O presidente está morto
Há uma distância infinita, insuperável, entre o jornalismo brasileiro e os tiros contra Trump
O velho bateu uma mão contra a outra com força. Entre ambas, dois, três estalinhos, que explodiram como uma pequena bomba àqueles ouvidos de criança. Nunca terei mãos como as do meu avô. Mãos de madeira, entalhadas, inquebráveis. Lembro-me ainda delas colocadas uma sobre a outra no caixão, as mãos de velho do meu avô.

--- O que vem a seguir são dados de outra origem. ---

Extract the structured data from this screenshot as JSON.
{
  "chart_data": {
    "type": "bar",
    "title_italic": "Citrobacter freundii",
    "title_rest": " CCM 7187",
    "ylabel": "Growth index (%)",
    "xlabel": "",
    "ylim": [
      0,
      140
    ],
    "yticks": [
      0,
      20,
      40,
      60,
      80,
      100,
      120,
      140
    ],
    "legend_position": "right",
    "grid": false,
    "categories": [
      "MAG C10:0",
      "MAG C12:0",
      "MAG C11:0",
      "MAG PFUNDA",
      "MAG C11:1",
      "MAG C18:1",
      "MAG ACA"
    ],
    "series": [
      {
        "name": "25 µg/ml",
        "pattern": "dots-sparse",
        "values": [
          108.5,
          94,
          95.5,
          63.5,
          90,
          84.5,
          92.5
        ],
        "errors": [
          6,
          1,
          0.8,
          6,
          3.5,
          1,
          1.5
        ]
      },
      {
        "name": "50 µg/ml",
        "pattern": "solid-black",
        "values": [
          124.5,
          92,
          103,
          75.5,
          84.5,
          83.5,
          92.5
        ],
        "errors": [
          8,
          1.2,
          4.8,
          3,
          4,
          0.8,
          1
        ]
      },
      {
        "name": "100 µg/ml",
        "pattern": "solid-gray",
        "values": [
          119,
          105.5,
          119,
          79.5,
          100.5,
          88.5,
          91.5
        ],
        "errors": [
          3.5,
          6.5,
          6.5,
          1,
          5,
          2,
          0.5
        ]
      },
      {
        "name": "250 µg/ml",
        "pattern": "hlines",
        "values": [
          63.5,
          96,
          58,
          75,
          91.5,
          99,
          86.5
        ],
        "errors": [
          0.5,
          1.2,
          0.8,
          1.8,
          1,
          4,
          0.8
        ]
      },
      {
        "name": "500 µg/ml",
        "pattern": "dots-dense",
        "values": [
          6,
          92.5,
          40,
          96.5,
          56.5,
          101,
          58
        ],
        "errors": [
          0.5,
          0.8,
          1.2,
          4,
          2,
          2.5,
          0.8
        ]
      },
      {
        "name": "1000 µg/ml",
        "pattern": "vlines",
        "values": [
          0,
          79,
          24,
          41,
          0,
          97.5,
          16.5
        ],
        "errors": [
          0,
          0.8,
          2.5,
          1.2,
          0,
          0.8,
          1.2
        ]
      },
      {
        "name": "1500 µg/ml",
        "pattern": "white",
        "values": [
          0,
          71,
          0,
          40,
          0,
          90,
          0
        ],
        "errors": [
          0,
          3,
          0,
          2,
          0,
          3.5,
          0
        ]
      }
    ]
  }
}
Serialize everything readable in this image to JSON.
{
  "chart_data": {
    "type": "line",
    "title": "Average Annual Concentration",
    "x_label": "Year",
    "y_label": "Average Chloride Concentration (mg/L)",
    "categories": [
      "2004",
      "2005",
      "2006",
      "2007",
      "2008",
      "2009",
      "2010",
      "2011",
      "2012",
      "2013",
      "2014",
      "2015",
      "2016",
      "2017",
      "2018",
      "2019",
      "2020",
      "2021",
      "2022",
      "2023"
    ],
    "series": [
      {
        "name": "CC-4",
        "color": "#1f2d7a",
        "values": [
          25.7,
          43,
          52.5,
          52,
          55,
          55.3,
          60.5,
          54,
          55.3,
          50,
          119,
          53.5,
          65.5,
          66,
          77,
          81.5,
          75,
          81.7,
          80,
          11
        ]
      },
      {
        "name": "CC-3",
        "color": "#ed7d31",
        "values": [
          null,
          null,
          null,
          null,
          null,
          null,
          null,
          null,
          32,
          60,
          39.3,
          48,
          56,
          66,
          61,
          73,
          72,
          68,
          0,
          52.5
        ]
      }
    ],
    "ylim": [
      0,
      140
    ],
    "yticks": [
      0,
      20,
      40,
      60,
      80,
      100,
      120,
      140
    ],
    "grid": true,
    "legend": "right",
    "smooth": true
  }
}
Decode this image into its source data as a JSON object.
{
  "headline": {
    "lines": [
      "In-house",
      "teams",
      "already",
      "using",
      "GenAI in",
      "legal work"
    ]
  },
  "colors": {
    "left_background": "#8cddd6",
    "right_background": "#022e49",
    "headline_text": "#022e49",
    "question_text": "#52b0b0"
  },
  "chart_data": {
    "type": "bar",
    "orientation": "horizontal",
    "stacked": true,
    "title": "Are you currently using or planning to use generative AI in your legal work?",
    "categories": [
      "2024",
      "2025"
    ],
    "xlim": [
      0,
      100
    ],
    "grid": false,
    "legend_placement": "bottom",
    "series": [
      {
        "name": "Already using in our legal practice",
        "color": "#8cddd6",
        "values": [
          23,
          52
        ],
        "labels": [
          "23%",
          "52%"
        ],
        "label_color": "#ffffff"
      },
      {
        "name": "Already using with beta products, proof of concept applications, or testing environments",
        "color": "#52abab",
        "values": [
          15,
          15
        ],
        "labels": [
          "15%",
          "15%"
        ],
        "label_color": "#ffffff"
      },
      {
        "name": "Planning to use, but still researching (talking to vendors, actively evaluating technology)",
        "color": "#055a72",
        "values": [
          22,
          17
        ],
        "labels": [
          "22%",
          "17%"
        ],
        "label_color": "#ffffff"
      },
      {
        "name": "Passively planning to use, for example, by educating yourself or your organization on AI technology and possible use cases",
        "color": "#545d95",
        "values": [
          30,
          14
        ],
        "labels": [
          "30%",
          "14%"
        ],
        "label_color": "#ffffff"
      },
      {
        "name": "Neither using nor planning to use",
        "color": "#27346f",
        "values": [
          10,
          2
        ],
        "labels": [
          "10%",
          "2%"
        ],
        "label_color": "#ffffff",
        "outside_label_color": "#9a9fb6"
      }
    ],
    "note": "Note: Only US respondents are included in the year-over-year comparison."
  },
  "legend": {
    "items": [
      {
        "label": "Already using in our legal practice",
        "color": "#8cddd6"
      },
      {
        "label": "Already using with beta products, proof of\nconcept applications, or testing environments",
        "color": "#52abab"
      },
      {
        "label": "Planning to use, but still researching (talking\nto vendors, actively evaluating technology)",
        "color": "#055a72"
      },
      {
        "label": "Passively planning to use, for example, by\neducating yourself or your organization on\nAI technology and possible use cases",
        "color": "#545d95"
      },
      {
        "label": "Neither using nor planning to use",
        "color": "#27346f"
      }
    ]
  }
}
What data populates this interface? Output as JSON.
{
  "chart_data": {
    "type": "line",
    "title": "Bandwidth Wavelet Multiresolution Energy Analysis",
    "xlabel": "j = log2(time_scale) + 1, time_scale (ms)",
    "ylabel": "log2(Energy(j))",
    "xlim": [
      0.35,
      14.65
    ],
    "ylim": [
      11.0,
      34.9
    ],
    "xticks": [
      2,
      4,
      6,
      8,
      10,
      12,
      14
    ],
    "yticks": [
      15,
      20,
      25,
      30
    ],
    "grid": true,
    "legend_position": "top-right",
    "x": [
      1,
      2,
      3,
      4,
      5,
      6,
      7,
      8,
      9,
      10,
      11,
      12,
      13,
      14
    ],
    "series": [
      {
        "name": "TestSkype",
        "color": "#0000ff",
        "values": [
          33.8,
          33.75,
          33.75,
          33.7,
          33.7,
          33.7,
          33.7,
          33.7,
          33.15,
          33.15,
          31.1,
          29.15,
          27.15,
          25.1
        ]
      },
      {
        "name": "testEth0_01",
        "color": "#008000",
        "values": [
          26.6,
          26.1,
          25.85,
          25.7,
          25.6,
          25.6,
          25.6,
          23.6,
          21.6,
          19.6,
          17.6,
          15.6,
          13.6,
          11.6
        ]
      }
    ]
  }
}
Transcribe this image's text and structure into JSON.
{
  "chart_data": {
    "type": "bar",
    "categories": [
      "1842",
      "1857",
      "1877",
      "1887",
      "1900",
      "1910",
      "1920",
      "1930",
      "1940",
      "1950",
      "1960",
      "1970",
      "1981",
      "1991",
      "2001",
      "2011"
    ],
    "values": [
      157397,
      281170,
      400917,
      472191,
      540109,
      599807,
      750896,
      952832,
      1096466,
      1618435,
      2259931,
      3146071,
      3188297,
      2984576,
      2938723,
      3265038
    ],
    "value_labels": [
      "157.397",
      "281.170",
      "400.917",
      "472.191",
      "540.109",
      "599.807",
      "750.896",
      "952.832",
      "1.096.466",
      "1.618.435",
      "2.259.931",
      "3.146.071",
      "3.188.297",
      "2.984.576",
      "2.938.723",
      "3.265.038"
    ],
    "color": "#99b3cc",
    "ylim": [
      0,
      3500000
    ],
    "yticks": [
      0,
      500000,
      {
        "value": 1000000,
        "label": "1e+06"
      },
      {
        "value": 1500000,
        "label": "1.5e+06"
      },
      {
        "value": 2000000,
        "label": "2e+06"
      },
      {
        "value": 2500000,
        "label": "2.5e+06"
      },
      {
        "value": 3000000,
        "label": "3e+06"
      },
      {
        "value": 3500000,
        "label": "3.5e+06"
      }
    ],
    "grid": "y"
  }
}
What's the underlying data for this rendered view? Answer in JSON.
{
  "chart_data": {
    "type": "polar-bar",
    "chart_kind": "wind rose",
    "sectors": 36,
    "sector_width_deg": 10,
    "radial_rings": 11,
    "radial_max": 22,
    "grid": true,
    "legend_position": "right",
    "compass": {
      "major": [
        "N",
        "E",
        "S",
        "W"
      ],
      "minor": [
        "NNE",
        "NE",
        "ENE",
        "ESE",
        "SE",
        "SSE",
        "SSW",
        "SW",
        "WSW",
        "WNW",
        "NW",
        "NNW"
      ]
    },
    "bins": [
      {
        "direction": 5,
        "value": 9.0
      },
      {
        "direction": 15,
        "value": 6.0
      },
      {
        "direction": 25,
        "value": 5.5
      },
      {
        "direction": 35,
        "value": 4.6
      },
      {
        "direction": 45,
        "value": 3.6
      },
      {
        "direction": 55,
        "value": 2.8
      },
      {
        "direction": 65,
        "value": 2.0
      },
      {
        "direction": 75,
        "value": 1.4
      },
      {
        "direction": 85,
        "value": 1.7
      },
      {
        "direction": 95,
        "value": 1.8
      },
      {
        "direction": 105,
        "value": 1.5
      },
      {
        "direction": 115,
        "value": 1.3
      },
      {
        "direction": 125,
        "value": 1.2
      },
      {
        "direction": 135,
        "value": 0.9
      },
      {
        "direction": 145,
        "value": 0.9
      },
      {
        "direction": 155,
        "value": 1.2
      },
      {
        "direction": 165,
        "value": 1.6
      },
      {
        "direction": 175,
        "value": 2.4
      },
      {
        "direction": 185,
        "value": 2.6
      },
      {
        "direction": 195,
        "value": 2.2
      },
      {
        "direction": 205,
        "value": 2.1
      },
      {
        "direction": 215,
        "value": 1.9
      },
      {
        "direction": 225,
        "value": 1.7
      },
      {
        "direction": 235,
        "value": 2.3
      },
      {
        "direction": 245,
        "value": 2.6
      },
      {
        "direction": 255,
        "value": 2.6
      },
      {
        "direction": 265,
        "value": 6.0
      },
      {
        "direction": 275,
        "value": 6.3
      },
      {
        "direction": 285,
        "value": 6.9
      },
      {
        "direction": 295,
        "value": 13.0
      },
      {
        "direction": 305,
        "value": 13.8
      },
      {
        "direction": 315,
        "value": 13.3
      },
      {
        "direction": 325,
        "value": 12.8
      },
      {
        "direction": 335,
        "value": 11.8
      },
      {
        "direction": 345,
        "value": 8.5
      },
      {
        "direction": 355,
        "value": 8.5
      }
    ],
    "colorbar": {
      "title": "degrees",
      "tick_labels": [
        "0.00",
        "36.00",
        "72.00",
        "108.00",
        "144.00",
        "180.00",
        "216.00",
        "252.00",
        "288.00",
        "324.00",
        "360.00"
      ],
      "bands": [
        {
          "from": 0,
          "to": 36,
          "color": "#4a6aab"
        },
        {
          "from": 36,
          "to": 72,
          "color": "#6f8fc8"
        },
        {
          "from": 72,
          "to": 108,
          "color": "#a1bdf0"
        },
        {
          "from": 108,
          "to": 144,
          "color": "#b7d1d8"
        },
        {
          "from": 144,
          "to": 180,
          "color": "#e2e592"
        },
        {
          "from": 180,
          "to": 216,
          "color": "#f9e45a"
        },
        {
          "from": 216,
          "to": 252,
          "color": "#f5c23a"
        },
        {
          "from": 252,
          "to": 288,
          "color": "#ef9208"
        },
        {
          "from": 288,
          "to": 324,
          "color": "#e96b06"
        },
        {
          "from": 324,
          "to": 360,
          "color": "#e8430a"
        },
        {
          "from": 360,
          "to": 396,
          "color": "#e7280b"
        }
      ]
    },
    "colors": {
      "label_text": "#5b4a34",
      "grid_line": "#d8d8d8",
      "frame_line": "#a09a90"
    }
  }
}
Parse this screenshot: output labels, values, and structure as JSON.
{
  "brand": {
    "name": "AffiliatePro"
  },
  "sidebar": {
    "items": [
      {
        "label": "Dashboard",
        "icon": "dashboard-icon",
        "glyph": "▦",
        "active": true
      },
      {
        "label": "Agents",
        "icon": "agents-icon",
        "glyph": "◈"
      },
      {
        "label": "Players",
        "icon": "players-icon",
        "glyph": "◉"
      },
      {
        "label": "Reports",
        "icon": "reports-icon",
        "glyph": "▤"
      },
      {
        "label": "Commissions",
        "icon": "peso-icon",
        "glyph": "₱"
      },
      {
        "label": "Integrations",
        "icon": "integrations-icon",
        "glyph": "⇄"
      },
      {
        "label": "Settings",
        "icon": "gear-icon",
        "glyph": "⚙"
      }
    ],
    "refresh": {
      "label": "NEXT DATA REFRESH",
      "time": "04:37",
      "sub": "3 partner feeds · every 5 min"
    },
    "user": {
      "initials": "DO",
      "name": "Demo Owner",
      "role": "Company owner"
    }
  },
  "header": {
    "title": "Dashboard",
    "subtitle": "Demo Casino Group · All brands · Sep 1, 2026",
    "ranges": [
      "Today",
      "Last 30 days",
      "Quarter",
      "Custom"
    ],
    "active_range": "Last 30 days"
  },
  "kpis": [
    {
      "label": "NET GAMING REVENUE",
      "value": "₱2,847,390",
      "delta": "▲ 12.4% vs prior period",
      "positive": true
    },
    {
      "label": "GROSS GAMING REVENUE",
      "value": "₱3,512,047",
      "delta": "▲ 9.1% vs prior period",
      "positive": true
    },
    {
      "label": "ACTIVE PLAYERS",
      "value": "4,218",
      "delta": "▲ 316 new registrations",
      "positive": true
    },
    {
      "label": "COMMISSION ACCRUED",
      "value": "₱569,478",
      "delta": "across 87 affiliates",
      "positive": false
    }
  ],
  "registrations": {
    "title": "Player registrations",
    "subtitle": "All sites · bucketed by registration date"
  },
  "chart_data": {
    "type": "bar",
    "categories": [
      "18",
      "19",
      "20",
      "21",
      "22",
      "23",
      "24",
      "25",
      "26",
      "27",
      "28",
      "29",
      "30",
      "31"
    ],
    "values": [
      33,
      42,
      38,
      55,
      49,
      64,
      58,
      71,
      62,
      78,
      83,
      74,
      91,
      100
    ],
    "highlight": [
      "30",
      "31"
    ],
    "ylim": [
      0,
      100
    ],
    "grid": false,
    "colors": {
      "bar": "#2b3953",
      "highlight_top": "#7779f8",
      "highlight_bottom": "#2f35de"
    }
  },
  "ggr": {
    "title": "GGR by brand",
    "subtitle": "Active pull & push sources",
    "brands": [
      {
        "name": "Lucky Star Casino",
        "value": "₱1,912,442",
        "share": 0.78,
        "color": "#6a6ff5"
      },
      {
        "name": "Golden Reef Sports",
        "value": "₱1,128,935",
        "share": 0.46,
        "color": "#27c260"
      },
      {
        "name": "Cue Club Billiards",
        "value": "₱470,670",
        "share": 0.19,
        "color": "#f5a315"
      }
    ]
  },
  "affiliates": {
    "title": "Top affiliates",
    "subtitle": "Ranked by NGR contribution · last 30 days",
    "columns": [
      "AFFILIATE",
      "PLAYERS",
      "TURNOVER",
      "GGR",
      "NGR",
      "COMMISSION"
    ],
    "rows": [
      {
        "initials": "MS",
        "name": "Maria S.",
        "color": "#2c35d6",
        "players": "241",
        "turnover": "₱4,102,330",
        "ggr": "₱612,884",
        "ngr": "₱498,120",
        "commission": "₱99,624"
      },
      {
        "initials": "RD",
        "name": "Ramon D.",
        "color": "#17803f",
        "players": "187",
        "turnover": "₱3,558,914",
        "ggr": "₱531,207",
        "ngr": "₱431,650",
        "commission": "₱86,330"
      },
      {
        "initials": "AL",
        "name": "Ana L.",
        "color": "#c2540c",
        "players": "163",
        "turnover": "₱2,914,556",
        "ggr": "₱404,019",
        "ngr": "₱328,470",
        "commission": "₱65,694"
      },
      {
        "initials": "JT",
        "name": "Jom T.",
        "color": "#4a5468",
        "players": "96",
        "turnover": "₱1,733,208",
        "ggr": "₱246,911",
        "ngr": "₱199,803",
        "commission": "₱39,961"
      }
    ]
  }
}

Mas falo isso não pelas mãos do finado. Falo pelos estalinhos e os ouvidos de criança. Foi com tais ouvidos que a mídia brasileira percebeu os tiros disparados contra Donald Trump. Não: os supostos barulhos — que bem poderiam ser, não duvidem, alguns estalinhos de festa junina.
Vejam vocês: os supostos barulhos que pareciam ser tiros soaram muito longe daqui, e, dizem os bacharéis, o jornalismo precisa ser feito com a cautela de um gato bebendo leite. Já há, no mundo, muita notícia falsa — eis o motivo que fez os eruditíssimos jornalistas ignorarem o óbvio gritante, os próprios olhos ou, por outra, os próprios ouvidos.
E já que estamos nos barulhos distantes, lembrei-me agora de uma crônica de Nelson Rodrigues. Dizia ele que, pelo defeito da distância, um cachorro atropelado à nossa porta tem mais apelo emocional que a bomba de Hiroshima. O cachorro era nosso conhecido, vinha nos lamber os sapatos diariamente. Hiroshima fica muito longe, fala outra língua.
Eis o que eu queria dizer: há uma distância infinita, insuperável, entre o jornalismo brasileiro e os tiros contra Trump. Choca-nos mais o cachorro morto à porta que a quase morte do ex-presidente americano. E como não há aqui nenhum cachorro atropelado digno de nota para a mídia — nem atropelado, nem preso, nem morto ou esfaqueado —, restaram-nos os estalinhos na Pensilvânia. Poderiam ser a bomba de Nagasaki. Não ouviríamos nada.
Mas eu falava sobre defuntos. Alguém dirá que não temos um por coisa de centímetros. Há, no Brasil e nos Estados Unidos, quem lamente o fato. Mas, se desejam mesmo um defunto caindo do palanque, virem os ouvidos de criança para Washington. Ele está lá, na Casa Branca, devidamente engravatado. Falta-lhe apenas o caixão.
— Renan Rovaris é escritor, designer e colaborador do BSM.